The input for a fork() subtask is just the current task state (inputs to solver that are passed to it aren't plucked out and treated as "inputs"). I think the right solution here may be to teach the viewer about the fork() variety of subtask and have it provide special UI treatment for that.

rusheb commented 3 days ago

That makes sense. Thanks for the clarification!

jjallaire commented 2 days ago

Resolved with https://github.com/UKGovernmentBEIS/inspect_ai/pull/499

rusheb commented 2 days ago

Thank you. Note that for my current use-case it's quite key to see the arguments to the outer solver of the fork, because it tells us which scenario is being run. E.g. we might do something like the following

@solver
def run_scenarios() -> Solver
  async def solve(state, generate):
    oversight_result, non_oversight_result = await fork(state, [
      run_scenario("oversight"),
      run_scenario("non_oversight")
    ])
  return solve

@solver
def run_scenario(name: str):
  async def solve(state, generate):
    ...
  return solve

and so we really want to see in the viewer whether we are looking at the "oversight" or "non_oversight" scenario.

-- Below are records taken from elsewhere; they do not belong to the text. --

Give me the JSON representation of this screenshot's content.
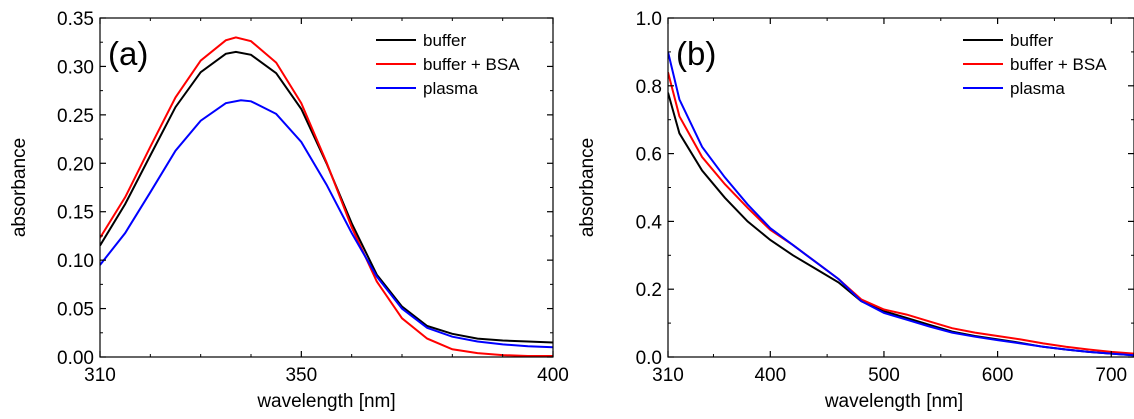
{
  "chart_data": [
    {
      "type": "line",
      "panel_label": "(a)",
      "xlabel": "wavelength [nm]",
      "ylabel": "absorbance",
      "xlim": [
        310,
        400
      ],
      "ylim": [
        0,
        0.35
      ],
      "x_ticks": [
        310,
        350,
        400
      ],
      "x_minor_ticks": [
        320,
        330,
        340,
        360,
        370,
        380,
        390
      ],
      "y_ticks": [
        0,
        0.05,
        0.1,
        0.15,
        0.2,
        0.25,
        0.3,
        0.35
      ],
      "x_tick_labels": [
        "310",
        "350",
        "400"
      ],
      "y_tick_labels": [
        "0.00",
        "0.05",
        "0.10",
        "0.15",
        "0.20",
        "0.25",
        "0.30",
        "0.35"
      ],
      "grid": false,
      "legend_position": "top-right",
      "series": [
        {
          "name": "buffer",
          "color": "#000000",
          "x": [
            310,
            315,
            320,
            325,
            330,
            335,
            337,
            340,
            345,
            350,
            355,
            360,
            365,
            370,
            375,
            380,
            385,
            390,
            395,
            400
          ],
          "y": [
            0.115,
            0.158,
            0.208,
            0.258,
            0.294,
            0.313,
            0.315,
            0.312,
            0.293,
            0.256,
            0.2,
            0.138,
            0.085,
            0.052,
            0.032,
            0.024,
            0.019,
            0.017,
            0.016,
            0.015
          ]
        },
        {
          "name": "buffer + BSA",
          "color": "#ff0000",
          "x": [
            310,
            315,
            320,
            325,
            330,
            335,
            337,
            340,
            345,
            350,
            355,
            360,
            365,
            370,
            375,
            380,
            385,
            390,
            395,
            400
          ],
          "y": [
            0.123,
            0.165,
            0.217,
            0.268,
            0.306,
            0.327,
            0.33,
            0.326,
            0.304,
            0.262,
            0.201,
            0.134,
            0.078,
            0.04,
            0.019,
            0.008,
            0.004,
            0.002,
            0.001,
            0.001
          ]
        },
        {
          "name": "plasma",
          "color": "#0000ff",
          "x": [
            310,
            315,
            320,
            325,
            330,
            335,
            338,
            340,
            345,
            350,
            355,
            360,
            365,
            370,
            375,
            380,
            385,
            390,
            395,
            400
          ],
          "y": [
            0.095,
            0.128,
            0.17,
            0.213,
            0.244,
            0.262,
            0.265,
            0.264,
            0.251,
            0.222,
            0.178,
            0.128,
            0.083,
            0.05,
            0.03,
            0.021,
            0.016,
            0.013,
            0.011,
            0.01
          ]
        }
      ]
    },
    {
      "type": "line",
      "panel_label": "(b)",
      "xlabel": "wavelength [nm]",
      "ylabel": "absorbance",
      "xlim": [
        310,
        720
      ],
      "ylim": [
        0,
        1.0
      ],
      "x_ticks": [
        310,
        400,
        500,
        600,
        700
      ],
      "x_minor_ticks": [
        350,
        450,
        550,
        650
      ],
      "y_ticks": [
        0,
        0.2,
        0.4,
        0.6,
        0.8,
        1.0
      ],
      "x_tick_labels": [
        "310",
        "400",
        "500",
        "600",
        "700"
      ],
      "y_tick_labels": [
        "0.0",
        "0.2",
        "0.4",
        "0.6",
        "0.8",
        "1.0"
      ],
      "grid": false,
      "legend_position": "top-right",
      "series": [
        {
          "name": "buffer",
          "color": "#000000",
          "x": [
            310,
            320,
            340,
            360,
            380,
            400,
            420,
            440,
            460,
            480,
            500,
            520,
            540,
            560,
            580,
            600,
            620,
            640,
            660,
            680,
            700,
            720
          ],
          "y": [
            0.78,
            0.66,
            0.55,
            0.47,
            0.4,
            0.345,
            0.3,
            0.26,
            0.22,
            0.165,
            0.135,
            0.115,
            0.095,
            0.075,
            0.062,
            0.052,
            0.042,
            0.03,
            0.022,
            0.015,
            0.01,
            0.005
          ]
        },
        {
          "name": "buffer + BSA",
          "color": "#ff0000",
          "x": [
            310,
            320,
            340,
            360,
            380,
            400,
            420,
            440,
            460,
            480,
            500,
            520,
            540,
            560,
            580,
            600,
            620,
            640,
            660,
            680,
            700,
            720
          ],
          "y": [
            0.84,
            0.71,
            0.59,
            0.51,
            0.44,
            0.375,
            0.33,
            0.28,
            0.23,
            0.17,
            0.14,
            0.125,
            0.105,
            0.085,
            0.072,
            0.062,
            0.052,
            0.04,
            0.03,
            0.022,
            0.015,
            0.01
          ]
        },
        {
          "name": "plasma",
          "color": "#0000ff",
          "x": [
            310,
            320,
            340,
            360,
            380,
            400,
            420,
            440,
            460,
            480,
            500,
            520,
            540,
            560,
            580,
            600,
            620,
            640,
            660,
            680,
            700,
            720
          ],
          "y": [
            0.9,
            0.76,
            0.62,
            0.53,
            0.45,
            0.38,
            0.33,
            0.28,
            0.23,
            0.165,
            0.13,
            0.11,
            0.09,
            0.072,
            0.06,
            0.05,
            0.04,
            0.03,
            0.022,
            0.015,
            0.01,
            0.005
          ]
        }
      ]
    }
  ]
}
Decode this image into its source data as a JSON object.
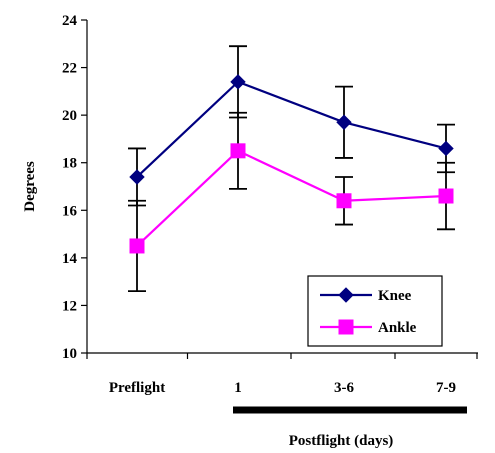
{
  "chart_data": {
    "type": "line",
    "title": "",
    "ylabel": "Degrees",
    "xlabel": "Postflight (days)",
    "categories": [
      "Preflight",
      "1",
      "3-6",
      "7-9"
    ],
    "ylim": [
      10,
      24
    ],
    "yticks": [
      10,
      12,
      14,
      16,
      18,
      20,
      22,
      24
    ],
    "grid": false,
    "legend_position": "bottom-right",
    "postflight_bar": {
      "from_category": "1",
      "to_category": "7-9"
    },
    "series": [
      {
        "name": "Knee",
        "color": "#000080",
        "marker": "diamond",
        "values": [
          17.4,
          21.4,
          19.7,
          18.6
        ],
        "error": [
          1.2,
          1.5,
          1.5,
          1.0
        ]
      },
      {
        "name": "Ankle",
        "color": "#FF00FF",
        "marker": "square",
        "values": [
          14.5,
          18.5,
          16.4,
          16.6
        ],
        "error": [
          1.9,
          1.6,
          1.0,
          1.4
        ]
      }
    ]
  }
}
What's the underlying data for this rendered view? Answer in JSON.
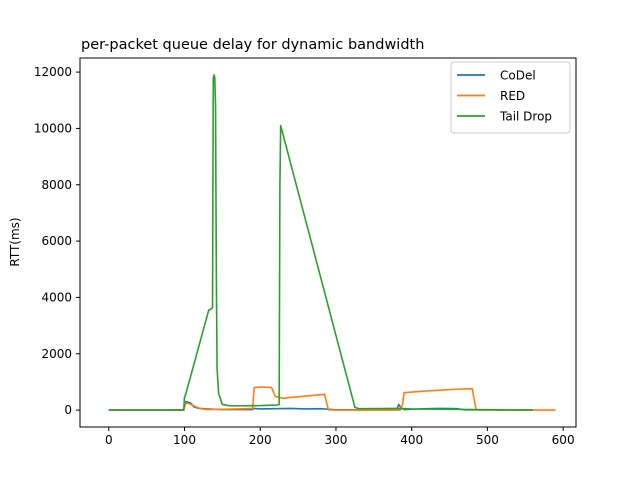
{
  "chart_data": {
    "type": "line",
    "title": "per-packet queue delay for dynamic bandwidth",
    "xlabel": "",
    "ylabel": "RTT(ms)",
    "xlim": [
      -38,
      617
    ],
    "ylim": [
      -600,
      12500
    ],
    "xticks": [
      0,
      100,
      200,
      300,
      400,
      500,
      600
    ],
    "yticks": [
      0,
      2000,
      4000,
      6000,
      8000,
      10000,
      12000
    ],
    "grid": false,
    "legend_position": "top-right",
    "series": [
      {
        "name": "CoDel",
        "color": "#1f77b4",
        "points": [
          [
            0,
            0
          ],
          [
            99,
            0
          ],
          [
            100,
            150
          ],
          [
            102,
            300
          ],
          [
            105,
            280
          ],
          [
            108,
            250
          ],
          [
            110,
            200
          ],
          [
            112,
            120
          ],
          [
            115,
            90
          ],
          [
            120,
            60
          ],
          [
            130,
            40
          ],
          [
            140,
            30
          ],
          [
            150,
            20
          ],
          [
            190,
            20
          ],
          [
            191,
            60
          ],
          [
            200,
            40
          ],
          [
            220,
            50
          ],
          [
            240,
            60
          ],
          [
            260,
            40
          ],
          [
            280,
            50
          ],
          [
            290,
            30
          ],
          [
            300,
            10
          ],
          [
            380,
            10
          ],
          [
            383,
            200
          ],
          [
            386,
            80
          ],
          [
            390,
            20
          ],
          [
            400,
            30
          ],
          [
            420,
            50
          ],
          [
            440,
            60
          ],
          [
            460,
            50
          ],
          [
            465,
            30
          ],
          [
            470,
            10
          ],
          [
            560,
            0
          ]
        ]
      },
      {
        "name": "RED",
        "color": "#ff7f0e",
        "points": [
          [
            0,
            0
          ],
          [
            99,
            0
          ],
          [
            100,
            100
          ],
          [
            102,
            250
          ],
          [
            106,
            230
          ],
          [
            110,
            180
          ],
          [
            115,
            120
          ],
          [
            120,
            60
          ],
          [
            130,
            20
          ],
          [
            150,
            30
          ],
          [
            170,
            40
          ],
          [
            190,
            60
          ],
          [
            192,
            800
          ],
          [
            200,
            820
          ],
          [
            210,
            810
          ],
          [
            215,
            800
          ],
          [
            220,
            480
          ],
          [
            230,
            420
          ],
          [
            240,
            450
          ],
          [
            260,
            500
          ],
          [
            285,
            560
          ],
          [
            290,
            10
          ],
          [
            300,
            0
          ],
          [
            385,
            0
          ],
          [
            388,
            200
          ],
          [
            390,
            620
          ],
          [
            400,
            640
          ],
          [
            420,
            680
          ],
          [
            440,
            710
          ],
          [
            460,
            740
          ],
          [
            480,
            760
          ],
          [
            485,
            20
          ],
          [
            490,
            0
          ],
          [
            590,
            0
          ]
        ]
      },
      {
        "name": "Tail Drop",
        "color": "#2ca02c",
        "points": [
          [
            0,
            0
          ],
          [
            99,
            0
          ],
          [
            100,
            450
          ],
          [
            102,
            600
          ],
          [
            132,
            3550
          ],
          [
            135,
            3580
          ],
          [
            137,
            3650
          ],
          [
            138,
            11800
          ],
          [
            139,
            11900
          ],
          [
            140,
            11800
          ],
          [
            141,
            10800
          ],
          [
            142,
            5000
          ],
          [
            143,
            1500
          ],
          [
            145,
            600
          ],
          [
            150,
            200
          ],
          [
            160,
            150
          ],
          [
            200,
            160
          ],
          [
            222,
            180
          ],
          [
            225,
            200
          ],
          [
            226,
            8000
          ],
          [
            227,
            10100
          ],
          [
            325,
            100
          ],
          [
            330,
            50
          ],
          [
            380,
            60
          ],
          [
            390,
            50
          ],
          [
            400,
            40
          ],
          [
            560,
            0
          ]
        ]
      }
    ]
  }
}
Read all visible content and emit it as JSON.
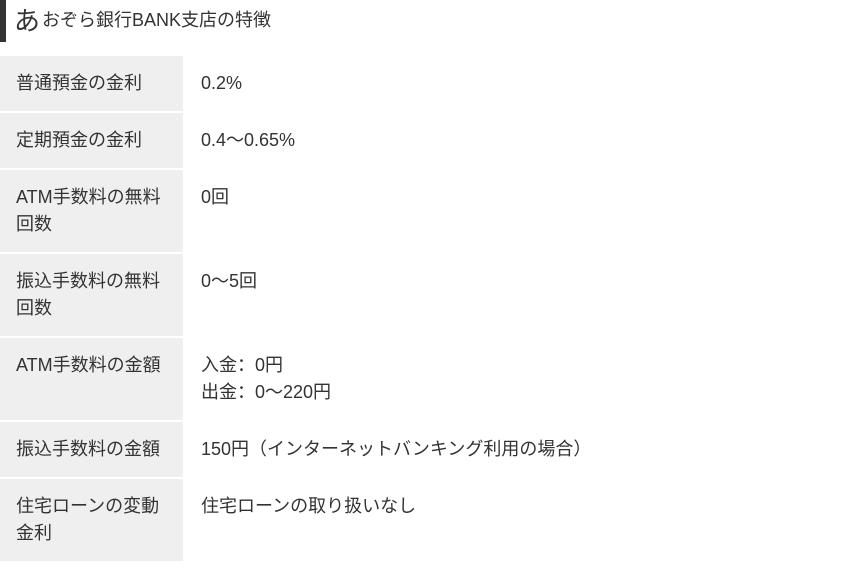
{
  "header": {
    "prefix": "あ",
    "title": "おぞら銀行BANK支店の特徴"
  },
  "table": {
    "rows": [
      {
        "label": "普通預金の金利",
        "value": "0.2%"
      },
      {
        "label": "定期預金の金利",
        "value": "0.4～0.65%"
      },
      {
        "label": "ATM手数料の無料回数",
        "value": "0回"
      },
      {
        "label": "振込手数料の無料回数",
        "value": "0～5回"
      },
      {
        "label": "ATM手数料の金額",
        "value": "入金：0円\n出金：0～220円"
      },
      {
        "label": "振込手数料の金額",
        "value": "150円（インターネットバンキング利用の場合）"
      },
      {
        "label": "住宅ローンの変動金利",
        "value": "住宅ローンの取り扱いなし"
      }
    ],
    "label_bg_color": "#efefef",
    "value_bg_color": "#ffffff",
    "text_color": "#333333",
    "header_border_color": "#333333",
    "font_size_label": 18,
    "font_size_value": 18,
    "label_column_width": 183
  }
}
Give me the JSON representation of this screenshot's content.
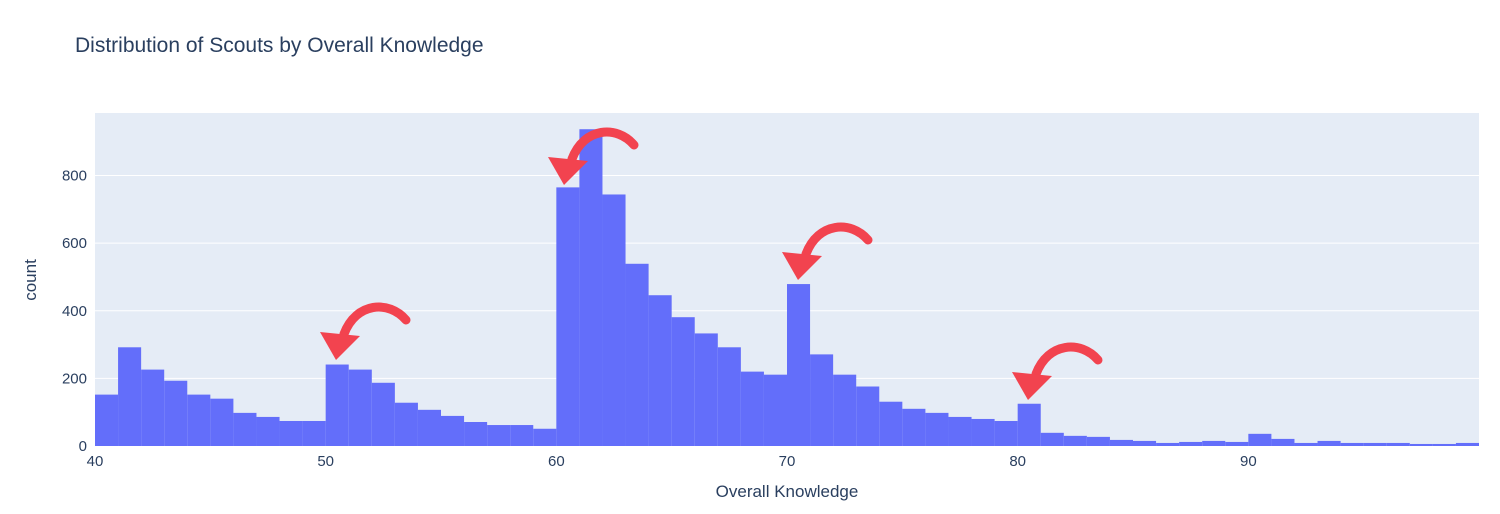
{
  "chart_data": {
    "type": "histogram",
    "title": "Distribution of Scouts by Overall Knowledge",
    "x_label": "Overall Knowledge",
    "y_label": "count",
    "color": "#636efa",
    "bins": [
      40,
      41,
      42,
      43,
      44,
      45,
      46,
      47,
      48,
      49,
      50,
      51,
      52,
      53,
      54,
      55,
      56,
      57,
      58,
      59,
      60,
      61,
      62,
      63,
      64,
      65,
      66,
      67,
      68,
      69,
      70,
      71,
      72,
      73,
      74,
      75,
      76,
      77,
      78,
      79,
      80,
      81,
      82,
      83,
      84,
      85,
      86,
      87,
      88,
      89,
      90,
      91,
      92,
      93,
      94,
      95,
      96,
      97,
      98,
      99,
      100
    ],
    "counts": [
      152,
      292,
      226,
      193,
      152,
      140,
      98,
      86,
      74,
      74,
      241,
      226,
      187,
      128,
      107,
      89,
      71,
      62,
      62,
      51,
      765,
      937,
      744,
      539,
      446,
      381,
      333,
      292,
      220,
      211,
      479,
      271,
      211,
      176,
      131,
      110,
      98,
      86,
      80,
      74,
      125,
      39,
      30,
      27,
      18,
      15,
      9,
      12,
      15,
      12,
      36,
      21,
      9,
      15,
      9,
      9,
      9,
      6,
      6,
      9
    ],
    "xlim": [
      40,
      100
    ],
    "ylim": [
      0,
      985
    ],
    "xticks": [
      40,
      50,
      60,
      70,
      80,
      90
    ],
    "yticks": [
      0,
      200,
      400,
      600,
      800
    ],
    "grid": true
  }
}
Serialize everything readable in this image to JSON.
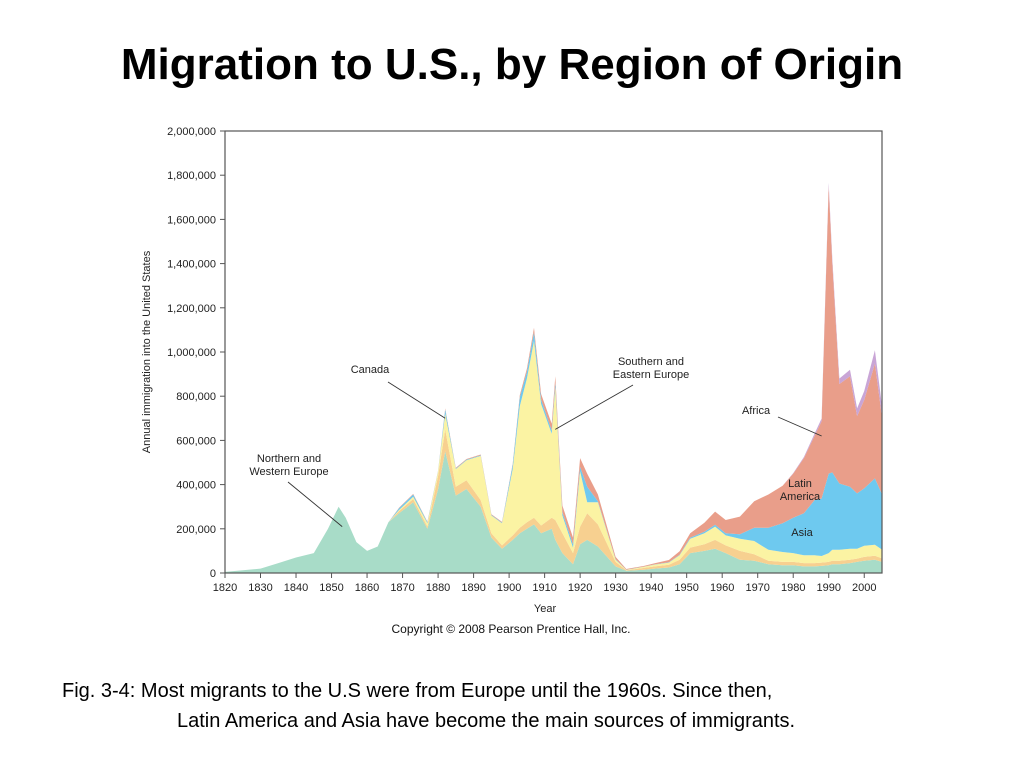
{
  "slide": {
    "title": "Migration to U.S., by Region of Origin",
    "caption_line1": "Fig. 3-4: Most migrants to the U.S were from Europe until the 1960s.  Since then,",
    "caption_line2": "Latin America and Asia have become the main sources of immigrants."
  },
  "chart_data": {
    "type": "area",
    "stacked": true,
    "title": "",
    "xlabel": "Year",
    "ylabel": "Annual immigration into the United States",
    "copyright": "Copyright © 2008 Pearson Prentice Hall, Inc.",
    "xlim": [
      1820,
      2005
    ],
    "ylim": [
      0,
      2000000
    ],
    "grid": false,
    "x_ticks": [
      1820,
      1830,
      1840,
      1850,
      1860,
      1870,
      1880,
      1890,
      1900,
      1910,
      1920,
      1930,
      1940,
      1950,
      1960,
      1970,
      1980,
      1990,
      2000
    ],
    "y_ticks": [
      0,
      200000,
      400000,
      600000,
      800000,
      1000000,
      1200000,
      1400000,
      1600000,
      1800000,
      2000000
    ],
    "y_tick_labels": [
      "0",
      "200,000",
      "400,000",
      "600,000",
      "800,000",
      "1,000,000",
      "1,200,000",
      "1,400,000",
      "1,600,000",
      "1,800,000",
      "2,000,000"
    ],
    "x": [
      1820,
      1825,
      1830,
      1835,
      1840,
      1845,
      1849,
      1852,
      1854,
      1857,
      1860,
      1863,
      1866,
      1869,
      1873,
      1877,
      1880,
      1882,
      1885,
      1888,
      1892,
      1895,
      1898,
      1901,
      1903,
      1905,
      1907,
      1909,
      1912,
      1913,
      1915,
      1918,
      1920,
      1922,
      1925,
      1930,
      1933,
      1938,
      1941,
      1945,
      1948,
      1951,
      1955,
      1958,
      1961,
      1965,
      1969,
      1973,
      1977,
      1980,
      1983,
      1986,
      1988,
      1990,
      1991,
      1993,
      1996,
      1998,
      2000,
      2003,
      2005
    ],
    "series": [
      {
        "key": "nw_europe",
        "color": "#a8dcc8",
        "values": [
          5000,
          12000,
          20000,
          45000,
          70000,
          90000,
          200000,
          300000,
          250000,
          140000,
          100000,
          120000,
          230000,
          270000,
          320000,
          200000,
          380000,
          550000,
          350000,
          380000,
          300000,
          160000,
          110000,
          150000,
          180000,
          200000,
          220000,
          180000,
          200000,
          150000,
          90000,
          40000,
          130000,
          150000,
          120000,
          30000,
          10000,
          15000,
          20000,
          25000,
          40000,
          90000,
          100000,
          110000,
          90000,
          60000,
          55000,
          40000,
          35000,
          35000,
          30000,
          30000,
          32000,
          35000,
          40000,
          40000,
          45000,
          50000,
          55000,
          60000,
          50000
        ]
      },
      {
        "key": "canada",
        "color": "#f7d090",
        "values": [
          0,
          0,
          0,
          0,
          0,
          0,
          0,
          0,
          0,
          0,
          0,
          0,
          0,
          10000,
          15000,
          10000,
          60000,
          100000,
          40000,
          40000,
          30000,
          20000,
          15000,
          20000,
          25000,
          30000,
          30000,
          35000,
          50000,
          90000,
          90000,
          50000,
          80000,
          120000,
          100000,
          20000,
          2000,
          8000,
          10000,
          12000,
          20000,
          25000,
          30000,
          40000,
          35000,
          40000,
          30000,
          15000,
          15000,
          15000,
          15000,
          15000,
          15000,
          15000,
          15000,
          15000,
          15000,
          15000,
          18000,
          18000,
          16000
        ]
      },
      {
        "key": "se_europe",
        "color": "#fbf3a3",
        "values": [
          0,
          0,
          0,
          0,
          0,
          0,
          0,
          0,
          0,
          0,
          0,
          0,
          0,
          5000,
          10000,
          15000,
          20000,
          70000,
          80000,
          90000,
          200000,
          80000,
          100000,
          300000,
          550000,
          650000,
          800000,
          550000,
          380000,
          600000,
          80000,
          25000,
          250000,
          50000,
          100000,
          10000,
          2000,
          5000,
          8000,
          10000,
          20000,
          40000,
          50000,
          60000,
          45000,
          55000,
          60000,
          50000,
          45000,
          40000,
          35000,
          35000,
          30000,
          40000,
          50000,
          50000,
          50000,
          45000,
          50000,
          50000,
          40000
        ]
      },
      {
        "key": "asia",
        "color": "#6ec9ef",
        "values": [
          0,
          0,
          0,
          0,
          0,
          0,
          0,
          0,
          0,
          0,
          0,
          0,
          0,
          8000,
          10000,
          5000,
          2000,
          20000,
          3000,
          3000,
          3000,
          3000,
          3000,
          20000,
          40000,
          30000,
          40000,
          20000,
          15000,
          20000,
          15000,
          15000,
          20000,
          70000,
          5000,
          3000,
          1000,
          1000,
          1000,
          2000,
          3000,
          5000,
          7000,
          8000,
          10000,
          20000,
          60000,
          100000,
          130000,
          160000,
          190000,
          250000,
          260000,
          360000,
          350000,
          300000,
          280000,
          250000,
          260000,
          300000,
          250000
        ]
      },
      {
        "key": "latin_america",
        "color": "#e99e8a",
        "values": [
          0,
          0,
          0,
          0,
          0,
          0,
          0,
          0,
          0,
          0,
          0,
          0,
          0,
          2000,
          3000,
          2000,
          2000,
          5000,
          3000,
          3000,
          3000,
          3000,
          3000,
          5000,
          10000,
          15000,
          20000,
          25000,
          30000,
          30000,
          30000,
          30000,
          40000,
          60000,
          30000,
          10000,
          3000,
          3000,
          5000,
          10000,
          15000,
          20000,
          40000,
          60000,
          60000,
          80000,
          120000,
          150000,
          170000,
          200000,
          250000,
          290000,
          350000,
          1300000,
          950000,
          450000,
          500000,
          350000,
          400000,
          520000,
          350000
        ]
      },
      {
        "key": "africa",
        "color": "#c9a5d6",
        "values": [
          0,
          0,
          0,
          0,
          0,
          0,
          0,
          0,
          0,
          0,
          0,
          0,
          0,
          0,
          0,
          0,
          0,
          0,
          0,
          0,
          0,
          0,
          0,
          0,
          0,
          0,
          0,
          0,
          0,
          0,
          0,
          0,
          0,
          0,
          0,
          0,
          0,
          0,
          0,
          0,
          0,
          0,
          0,
          0,
          0,
          0,
          0,
          0,
          0,
          2000,
          5000,
          10000,
          12000,
          15000,
          20000,
          25000,
          30000,
          35000,
          40000,
          60000,
          50000
        ]
      }
    ],
    "annotations": [
      {
        "lines": [
          "Canada"
        ],
        "target": [
          1882,
          700000
        ],
        "anchor": "middle"
      },
      {
        "lines": [
          "Southern and",
          "Eastern Europe"
        ],
        "target": [
          1913,
          650000
        ],
        "anchor": "middle"
      },
      {
        "lines": [
          "Africa"
        ],
        "target": [
          1988,
          620000
        ],
        "anchor": "middle"
      },
      {
        "lines": [
          "Northern and",
          "Western Europe"
        ],
        "target": [
          1853,
          210000
        ],
        "anchor": "middle"
      },
      {
        "lines": [
          "Latin",
          "America"
        ],
        "target": null,
        "anchor": "middle"
      },
      {
        "lines": [
          "Asia"
        ],
        "target": null,
        "anchor": "middle"
      }
    ]
  }
}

But from your previous message and implementation it seems incorrect to think of these as inputs? Perhaps in this case it just makes more sense to use subtask directly rather than using fork? But then it's slightly inconvenient as I end up basically forking the state object manually.

jjallaire-aisi commented 2 days ago

Interesting, that does make sense! I think we could indeed probably capture the solver input params here. Will take a look later today!